Volkswagen’s plan to cut costs by 10 billion euros ($10.9 billion) and boost overall profitability of its namesake VW brand will come under scrutiny on Wednesday when the company hosts an investor day.
Investors will also want to know what VW thinks about reports that the threat of Chinese electric cars could lead to European Union (EU) tariff measures.
Auto investors in general have been concerned about the uncertain economic outlook. VW investors see a weakness in the profitability of its own brand and other mass-market cars Skoda and SEAT that needs to be addressed.
Experts expect production to exceed demand in Europe throughout 2023 as downward pressure on prices and profit margins intensifies. As Europe’s leading seller, VW will face calls for staff and capacity cuts. Due to the political nature of the management structure, this is always more difficult for VW than for its competitors.
Sales of VW electric vehicles have come under pressure as competition from other Europeans, Tesla and China increases. China has built a major lead in electric car and battery technology. It is currently posing a formidable challenge across Europe as customs alarm bells are ringing at EU headquarters in Brussels.
French government officials are reportedly seeking import restrictions to protect the electric car industry. German manufacturers are also suffering from China’s supposed 20 percent cost advantage, but are less interested in curbing imports, not least because this could jeopardize their enormously profitable sales there. France is significantly weaker in China.
Investors appeared positive about the possibility of an improvement in VW’s troubled outlook, as the share price rose to just over 160 euros last week from around 140 euros at the end of May. There could be some last-minute unrest as the price fell back below €160 on Monday.
VW’s overall financial performance is sending mixed signals to investors.

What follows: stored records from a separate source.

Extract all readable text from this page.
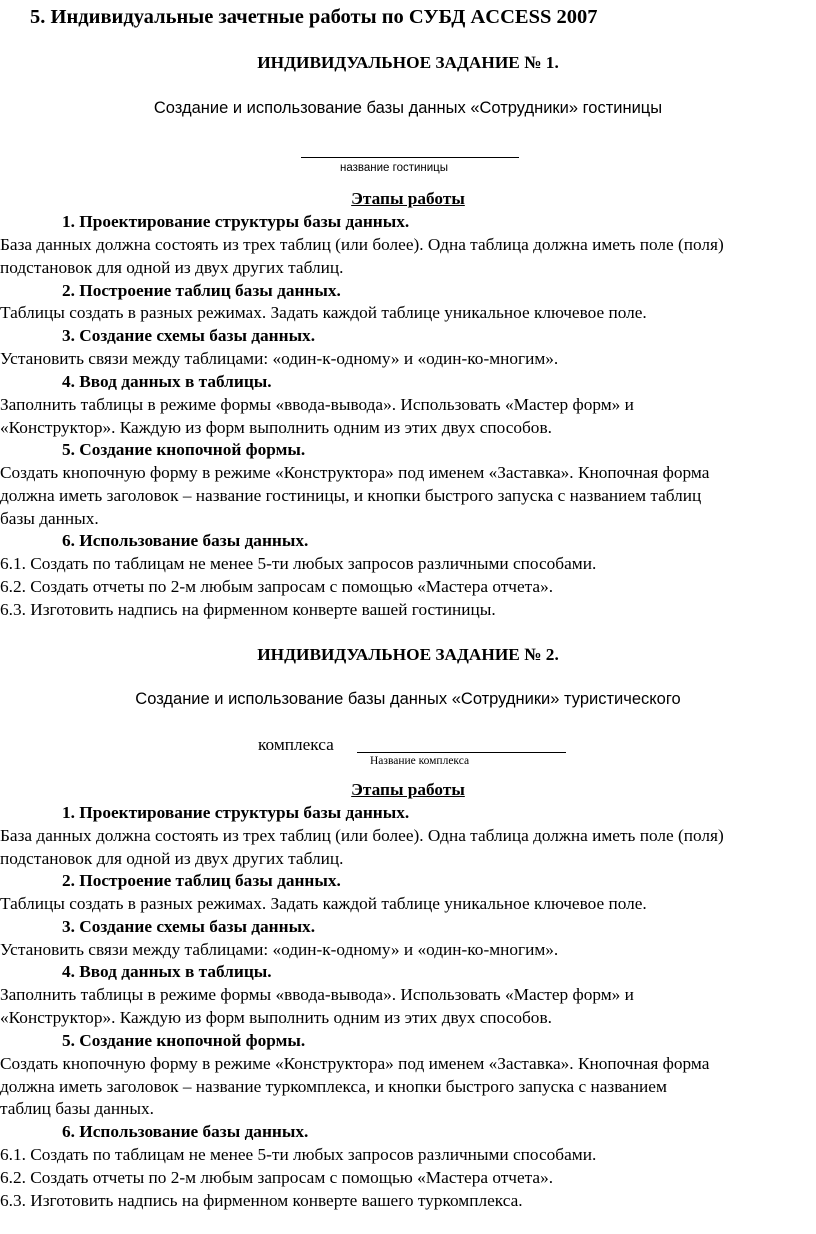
5. Индивидуальные зачетные работы по СУБД ACCESS 2007
ИНДИВИДУАЛЬНОЕ ЗАДАНИЕ № 1.
Создание и использование базы данных «Сотрудники» гостиницы
название гостиницы
Этапы работы
1. Проектирование структуры базы данных.
База данных должна состоять из трех таблиц (или более). Одна таблица должна иметь поле (поля)
подстановок для одной из двух других таблиц.
2. Построение таблиц базы данных.
Таблицы создать в разных режимах. Задать каждой таблице уникальное ключевое поле.
3. Создание схемы базы данных.
Установить связи между таблицами: «один-к-одному» и «один-ко-многим».
4. Ввод данных в таблицы.
Заполнить таблицы в режиме формы «ввода-вывода». Использовать «Мастер форм» и
«Конструктор». Каждую из форм выполнить одним из этих двух способов.
5. Создание кнопочной формы.
Создать кнопочную форму в режиме «Конструктора» под именем «Заставка». Кнопочная форма
должна иметь заголовок – название гостиницы, и кнопки быстрого запуска с названием таблиц
базы данных.
6. Использование базы данных.
6.1. Создать по таблицам не менее 5-ти любых запросов различными способами.
6.2. Создать отчеты по 2-м любым запросам с помощью «Мастера отчета».
6.3. Изготовить надпись на фирменном конверте вашей гостиницы.
ИНДИВИДУАЛЬНОЕ ЗАДАНИЕ № 2.
Создание и использование базы данных «Сотрудники» туристического
комплекса
Название комплекса
Этапы работы
1. Проектирование структуры базы данных.
База данных должна состоять из трех таблиц (или более). Одна таблица должна иметь поле (поля)
подстановок для одной из двух других таблиц.
2. Построение таблиц базы данных.
Таблицы создать в разных режимах. Задать каждой таблице уникальное ключевое поле.
3. Создание схемы базы данных.
Установить связи между таблицами: «один-к-одному» и «один-ко-многим».
4. Ввод данных в таблицы.
Заполнить таблицы в режиме формы «ввода-вывода». Использовать «Мастер форм» и
«Конструктор». Каждую из форм выполнить одним из этих двух способов.
5. Создание кнопочной формы.
Создать кнопочную форму в режиме «Конструктора» под именем «Заставка». Кнопочная форма
должна иметь заголовок – название туркомплекса, и кнопки быстрого запуска с названием
таблиц базы данных.
6. Использование базы данных.
6.1. Создать по таблицам не менее 5-ти любых запросов различными способами.
6.2. Создать отчеты по 2-м любым запросам с помощью «Мастера отчета».
6.3. Изготовить надпись на фирменном конверте вашего туркомплекса.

Operating profit fell to 5.7 billion euros ($6.2 billion) in the 1st.St Compared to the year-ago period, the increase in the year-ago quarter was 8 billion euros ($8.7 billion), but after excluding the impact of commodity trading, it rose 35% to 7.1 billion euros, a margin of 9.3% . The annual target remains in the range of 7.5 to 8.5%.
As VW unveiled its mass-market cost-cutting plans, Bernstein Research said specific details were scant and hoped Wednesday’s meeting could fill some gaps.
“We assume the €10 billion includes revenue, cost avoidance and outright cost improvement, but the split is unclear,” said an Investment Research report.
“VW also intends to permanently reduce costs out of business by streamlining the product lineup, particularly by eliminating the VW Arteon and other low-volume models and most vehicle configuration options,” the report reads.
“Further synergies between volume brands (multi-brand assets and platforms) are expected to deliver further cost savings.” says the report.
Investment bank UBS pointed out that the VW brand recently cut its margin target for 2023 from about 6% to about 4%, down from 3.6% in 2022, worse than most of its mass-market peers in Europe. UBS spoke of VW’s structural inability to generate attractive margins with small, affordable cars.
“Before we pass judgment on VW’s strategic plan, we await the full announcements (on Wednesday). However, the VW brand plan does not appear to be a reason to change our structurally cautious stance on mass brands within the VW Group,” UBS said in a report.
According to a report last month by Allianz Trade, a subsidiary of German insurance company Allianz, the threat from China will intensify later in the decade, stealing a large chunk of electric car sales and profits from Europeans.
Allianz Trade said that unless the EU takes action, selling Chinese BEVs will cost European automakers 7 billion euros annually in lost profits through 2030. Measures should include tariffs. A 10% import duty is now levied on Chinese vehicle imports into Europe.
Investors will be concerned about Volkswagen’s governance, which has historically focused on employee satisfaction rather than investors. VW is controlled by a 20-member supervisory board, where the unions control half of the votes and two politicians from the state of Lower Saxony frequently vote with Labour. For decades, investors in VW shares have held off because the unwieldy management structure has blocked attempts to transform the company into a normal corporation in which for-profit shareholders rule.